Print the best config + the frontier to the terminal. Save the full table to sweep_summary.csv.
Step 7: Emit manifest
Capture the resolved invocation + outputs for replay. The shared helper takes a single --output-dir (it walks for CSVs and pulls the Hydra config from the run's .hydra/), so call it against the best-config's evaluation directory and pass the parent complexa design command for that run:
BEST_ID=4
python3 .claude/skills/_shared/scripts/write_manifest.py \
--output-dir ./evaluation_results/eval_${BEST_ID}_my_sweep \
--command "python script_utils/generate_inference_configs.py --config_name search_binder_local_pipeline --sweeper configs/sweeps/my_sweep.yaml --override generation.task_name=22_DerF21 --run_name my_sweep && for cfg in configs/inference_configs/inf_*_my_sweep.yaml; do complexa design \"\$cfg\"; done" \
--skill complexa-sweep \
--out ./sweep_runs/my_sweep/sweep_manifest.json
Alongside the manifest, save the ranked sweep_summary.csv from Step 6 to ./sweep_runs/my_sweep/sweep_summary.csv and surface both paths to the user.
Recommended sweep recipes
| Symptom | Sweep this | Why |
|---|
| Quality not good enough | beam_width × nsteps (use example.yaml as a starting point) | Both raise compute → quality; find the cheapest combination that lands. |
| Too slow / want speed-up | nsteps downward (e.g. [100, 200, 400]) with fixed beam_width=4 | Find the smallest nsteps that retains success rate. |
| Mode collapse / low diversity | generation.model.bb_ca.simulation_step_params.sc_scale_noise (use bb_ca_temperature.yaml) | Higher noise → more diverse backbones. |
| Reward over-fitting (high reward, bad metrics) | generation.reward_model.reward_models.af2folding.reward_weights.{i_pae, plddt} ratio | Re-balance composite reward. |
| Want statistical robustness on one config | search_replicas.yaml (best_of_n.replicas) | Same config, more samples → tighter success-rate estimate. |
| Algorithm shoot-out | generation.search.algorithm over [single-pass, best-of-n, beam-search, fk-steering] | Compare search regimes; pin everything else. |
Hardware
Total GPU-time for a sweep = N_configs × per_run_GPU_time.

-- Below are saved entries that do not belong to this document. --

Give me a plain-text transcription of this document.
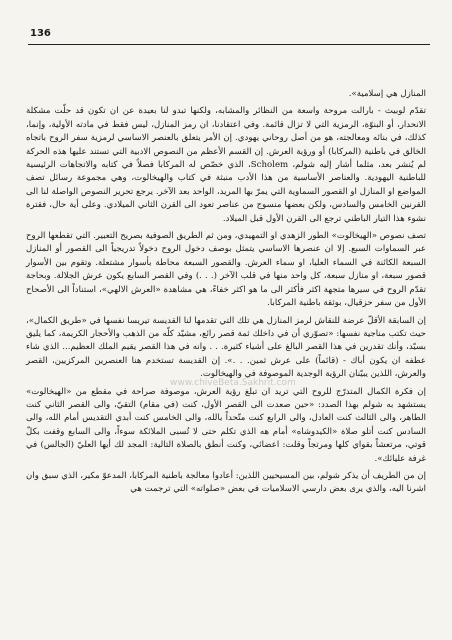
136

المنازل هي إسلامية».

تقدّم لوبيث - بارالت مروحة واسعة من النظائر والمشابه، ولكنها تبدو لنا بعيدة عن ان تكون قد حلّت مشكلة الانحدار، أو البنوّة، الرمزية التي لا تزال قائمة. وفي اعتقادنا، ان رمز المنازل، ليس فقط في مادته الأولية، وإنما، كذلك، في بنائه ومعالجته، هو من أصل روحاني يهودي. إن الأمر يتعلق بالعنصر الاساسي لرمزية سفر الروح باتجاه الخالق في باطنية (المركابا) أو ورؤية العرش. إن القسم الأعظم من النصوص الادبية التي تستند عليها هذه الحركة لم يُنشر بعد، مثلما أشار إليه شولم، Scholem، الذي خصّص له المركابا فصلاً في كتابه والاتجاهات الرئيسية للباطنية اليهودية. والعناصر الأساسية من هذا الأدب منبثة في كتاب والهيخالوت، وهي مجموعة رسائل تصف المواضع او المنازل او القصور السماوية التي يمرّ بها المريد، الواحد بعد الآخر. يرجع تحرير النصوص الواصلة لنا الى القرنين الخامس والسادس، ولكن بعضها منسوج من عناصر تعود الى القرن الثاني الميلادي. وعلى أية حال، فقترة نشوء هذا التيار الباطني ترجع الى القرن الأول قبل الميلاد.

تصف نصوص «الهيخالوت» الطور الزهدي او التمهيدي، ومن ثم الطريق الصوفية بصريح التعبير. التي تقطعها الروح عبر السماوات السبع. إلا ان عنصرها الاساسي يتمثل بوصف دخول الروح دخولاً تدريجياً الى القصور أو المنازل السبعة الكائنة في السماء العليا، او سماء العرش. والقصور السبعة محاطة بأسوار مشتعلة. وتقوم بين الأسوار قصور سبعة، او منازل سبعة، كل واحد منها في قلب الآخر (. . .) وفي القصر السابع يكون عرش الجلالة. وبحاجة تقدّم الروح في سيرها متجهة اكثر فأكثر الى ما هو اكثر خفاءً، هي مشاهدة «العرش الالهي»، استناداً الى الأصحاح الأول من سفر حزقيال، بوثقة باطنية المركابا.

إن السابقة الأقلّ عرضة للنقاش لرمز المنازل هي تلك التي تقدمها لنا القديسة تيريسا نفسها في «طريق الكمال»، حيث تكتب مناجية نفسها: «تصوّري أن في داخلك ثمة قصر رائع، مشيّد كلّه من الذهب والأحجار الكريمة، كما يليق بسيّد، وأنك تقدرين في هذا القصر البالغ على أشياء كثيرة. . . وانه في هذا القصر يقيم الملك العظيم... الذي شاء عطفه ان يكون أباك - (قائماً) على عرش ثمين. . .». إن القديسة تستخدم هنا العنصرين المركزيين، القصر والعرش، اللذين يبيّنان الرؤية الوجدية الموصوفة في والهيخالوت.

إن فكرة الكمال المتدرّج للروح التي تريد ان تبلغ رؤية العرش، موصوفة صراحة في مقطع من «الهيخالوت» يستشهد به شولم بهذا الصدد: «حين صعدت الى القصر الأول، كنت (في مقام) التقيّ، والى القصر الثاني كنت الطاهر، والى الثالث كنت العادل، والى الرابع كنت متّحداً بالله، والى الخامس كنت أبدي التقديس أمام الله، والى السادس كنت أتلو صلاة «الكيدوشاه» أمام هه الذي تكلم حتى لا تُسبى الملائكة سوءاً، والى السابع وقفت بكلّ قوتي، مرتعشاً بقواي كلها ومرتجاً وقلت: اعضائي، وكنت أنطق بالصلاة التالية: المجد لك أيها العليّ (الجالس) في غرفة عليائك».

إن من الطريف أن يذكر شولم، بين المسيحيين اللذين: أعادوا معالجة باطنية المركابا، المدعوّ مكير، الذي سبق وان اشرنا اليه، والذي يرى بعض دارسي الاسلاميات في بعض «صلواته» التي ترجمت هي

www.chiveBeta.Sakhrit.com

A single search_binder_local_pipeline run on one A100 is roughly 30–90 min (binder length + nsteps dependent). A 4-axis × 4-value sweep = 256 configs × ~60 min = ~256 GPU-hours — at that scale, plan on a multi-GPU host with the Step-4 sharding pattern.
Refer to .claude/skills/_shared/reference/hardware.md for the per-run baseline + VRAM minima.
Troubleshooting
| Symptom | Cause | Fix |
|---|
Sweeper file not found from generate_inference_configs.py | Path resolved from wrong CWD | Use a path relative to the repo root; or pass an absolute path. |
Sweeper YAML must be a mapping | Top-level YAML is a list or scalar | Rewrite as key: [v1, v2] mapping. |
No configs were generated | One of the value lists is empty [] | Sweeper file has a key: [] line — add at least one value. |
complexa design rejects --sweeper | Confusion between entrypoints | The CLI does not accept --sweeper. Use generate_inference_configs.py first, then loop complexa design over the generated configs. |
| Override silently collapses a sweep axis | --override key=v shadowed a sweep key | Drop either the override OR the matching key from the sweeper file. |
| One config in the loop fails, sweep keeps going | The || echo "FAILED…" in Step 4 swallows the error | Re-run the failed inf_*.yaml standalone; check the per-config log under ./logs/. Skip failed config_id when ranking. |
For per-axis reference (typical ranges, cost, what gets better/worse), see reference/sweep_axes.md.
For the user-facing sweep system overview (config generation, output layout), see docs/SWEEP.md.